Shakespeare's texts are full of contractions, as are Dickens's:
Georgiana looked from her wine glass at Mr Lammle and at Mrs Lammle; but mightn't, couldn't, shouldn't, wouldn't, look at Mr Fledgeby.
It seems unlikely they died out in London between the lives of those two writers (both of whom spent the bulk of their writing lives in London). According to Patricia O'Conner and Stewart Kellerman, contractions were sufficiently in use during the 18th century to have purists rail against them. Jonathan Swift ranted about their use in The False Refinements in our Style. So I think you can confidently use contractions in your coming work; it's more a question of choosing the right ones for the period.
The Life and Opinions of Tristram Shandy, Gentleman by Laurence Sterne, was written in the middle of the 18th century, more than a century before Dickens's novels and a century after Shakespeare's plays, so it's more to the point:
Chapter 1, vi: Or, if I should seem now and then to trifle upon the road,--or should sometimes put on a fool's cap with a bell to it, for a moment or two as we pass along,--don't fly off,--but rather courteously give me credit for a little more wisdom than appears upon my outside;
Chapter 1, viii: and for the rest,--why--God speed them--e'en let them ride on without opposition from me;
Chapter 1, xii: that when he thought, good easy man! full surely preferment was o'ripening
Most seem to be there for 'tis and 'twas and to elide the e in past-tense endings, as in mix'd so that it isn't pronounced as a two-syllable word.

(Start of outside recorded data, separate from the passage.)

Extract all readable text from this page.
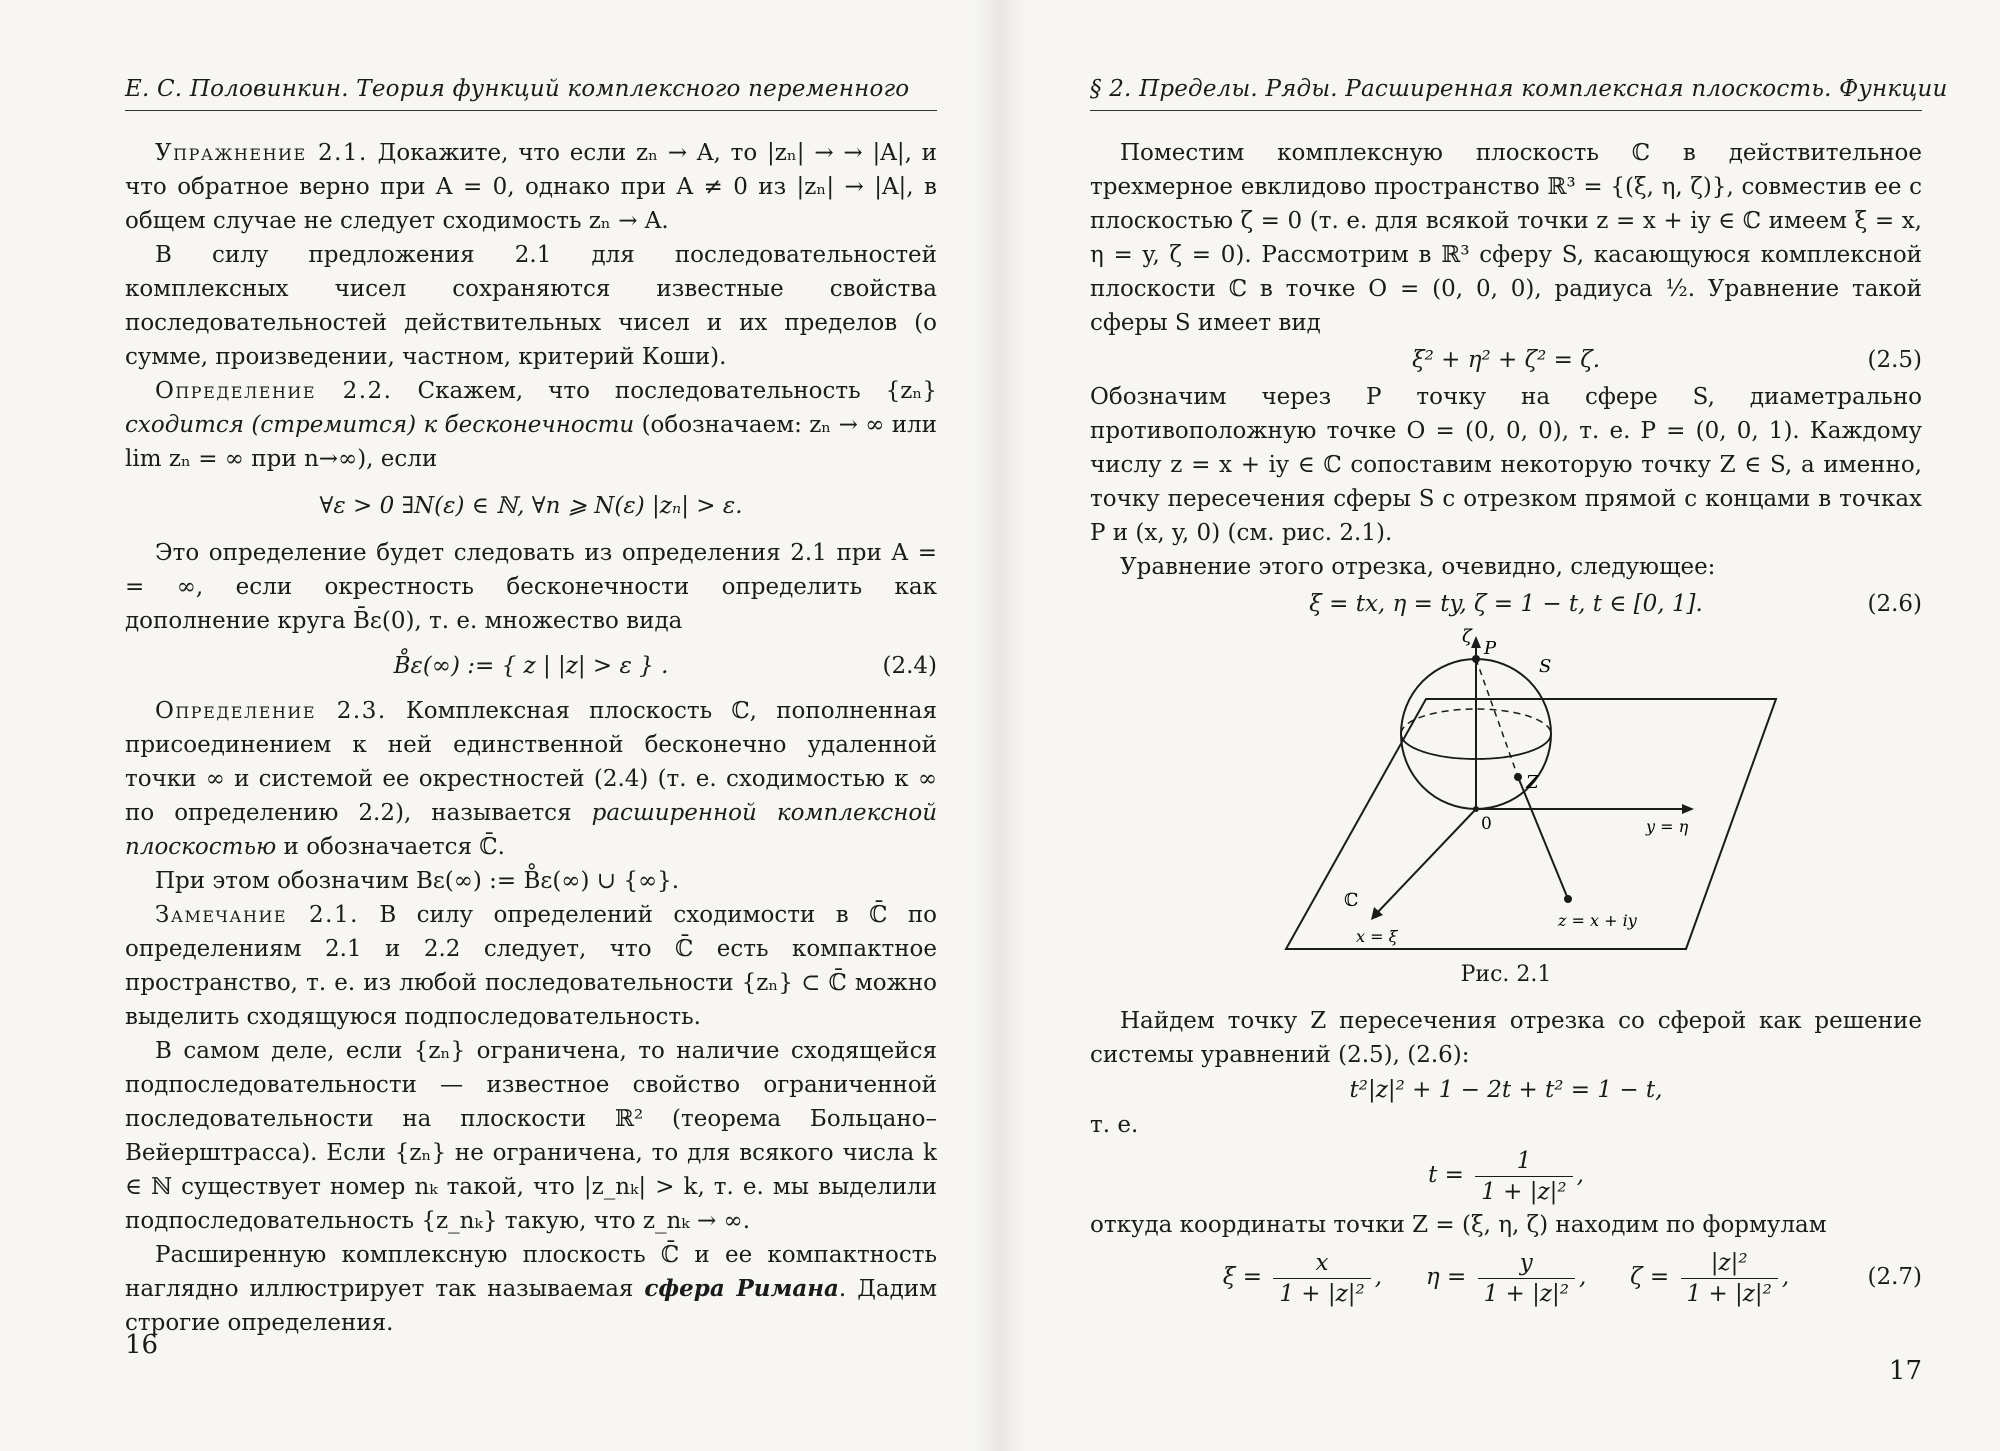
Е. С. Половинкин. Теория функций комплексного переменного

Упражнение 2.1. Докажите, что если zₙ → A, то |zₙ| → → |A|, и что обратное верно при A = 0, однако при A ≠ 0 из |zₙ| → |A|, в общем случае не следует сходимость zₙ → A.

В силу предложения 2.1 для последовательностей комплексных чисел сохраняются известные свойства последовательностей действительных чисел и их пределов (о сумме, произведении, частном, критерий Коши).

Определение 2.2. Скажем, что последовательность {zₙ} сходится (стремится) к бесконечности (обозначаем: zₙ → ∞ или lim zₙ = ∞ при n→∞), если

∀ε > 0 ∃N(ε) ∈ ℕ, ∀n ⩾ N(ε) |zₙ| > ε.

Это определение будет следовать из определения 2.1 при A = = ∞, если окрестность бесконечности определить как дополнение круга B̄ε(0), т. е. множество вида

B̊ε(∞) := { z | |z| > ε } .	(2.4)

Определение 2.3. Комплексная плоскость ℂ, пополненная присоединением к ней единственной бесконечно удаленной точки ∞ и системой ее окрестностей (2.4) (т. е. сходимостью к ∞ по определению 2.2), называется расширенной комплексной плоскостью и обозначается ℂ̄.

При этом обозначим Bε(∞) := B̊ε(∞) ∪ {∞}.

Замечание 2.1. В силу определений сходимости в ℂ̄ по определениям 2.1 и 2.2 следует, что ℂ̄ есть компактное пространство, т. е. из любой последовательности {zₙ} ⊂ ℂ̄ можно выделить сходящуюся подпоследовательность.

В самом деле, если {zₙ} ограничена, то наличие сходящейся подпоследовательности — известное свойство ограниченной последовательности на плоскости ℝ² (теорема Больцано–Вейерштрасса). Если {zₙ} не ограничена, то для всякого числа k ∈ ℕ существует номер nₖ такой, что |z_nₖ| > k, т. е. мы выделили подпоследовательность {z_nₖ} такую, что z_nₖ → ∞.

Расширенную комплексную плоскость ℂ̄ и ее компактность наглядно иллюстрирует так называемая сфера Римана. Дадим строгие определения.

16
§ 2. Пределы. Ряды. Расширенная комплексная плоскость. Функции

Поместим комплексную плоскость ℂ в действительное трехмерное евклидово пространство ℝ³ = {(ξ, η, ζ)}, совместив ее с плоскостью ζ = 0 (т. е. для всякой точки z = x + iy ∈ ℂ имеем ξ = x, η = y, ζ = 0). Рассмотрим в ℝ³ сферу S, касающуюся комплексной плоскости ℂ в точке O = (0, 0, 0), радиуса ½. Уравнение такой сферы S имеет вид

ξ² + η² + ζ² = ζ.	(2.5)

Обозначим через P точку на сфере S, диаметрально противоположную точке O = (0, 0, 0), т. е. P = (0, 0, 1). Каждому числу z = x + iy ∈ ℂ сопоставим некоторую точку Z ∈ S, а именно, точку пересечения сферы S с отрезком прямой с концами в точках P и (x, y, 0) (см. рис. 2.1).

Уравнение этого отрезка, очевидно, следующее:

ξ = tx, η = ty, ζ = 1 − t, t ∈ [0, 1].	(2.6)
ζ
P
S
Z
0	y = η
ℂ
x = ξ
z = x + iy

Рис. 2.1

Найдем точку Z пересечения отрезка со сферой как решение системы уравнений (2.5), (2.6):

t²|z|² + 1 − 2t + t² = 1 − t,

т. е.

$t = \frac{1}{\text{1 + |z|²}}$ ,

откуда координаты точки Z = (ξ, η, ζ) находим по формулам

$\xi = \frac{x}{\text{1 + |z|²}}$ ,      $\eta = \frac{y}{\text{1 + |z|²}}$ ,      $\zeta = \frac{\text{|z|²}}{\text{1 + |z|²}}$ ,	(2.7)
17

While they were there, perhaps they weren't as popular as they are today. You might want to check other 18th-century novelists and playwrights' works. Making assumptions based on the work 17th- and 19th-century writers doesn't seem to me to be sound or scientific practice. And if you're called on it, and find yourself pointing to Dickens and Shakespeare, you'll turn crimson (well, I would) if your critics point out that they weren't writing dialogues typical of the speech of Londoners in 1795.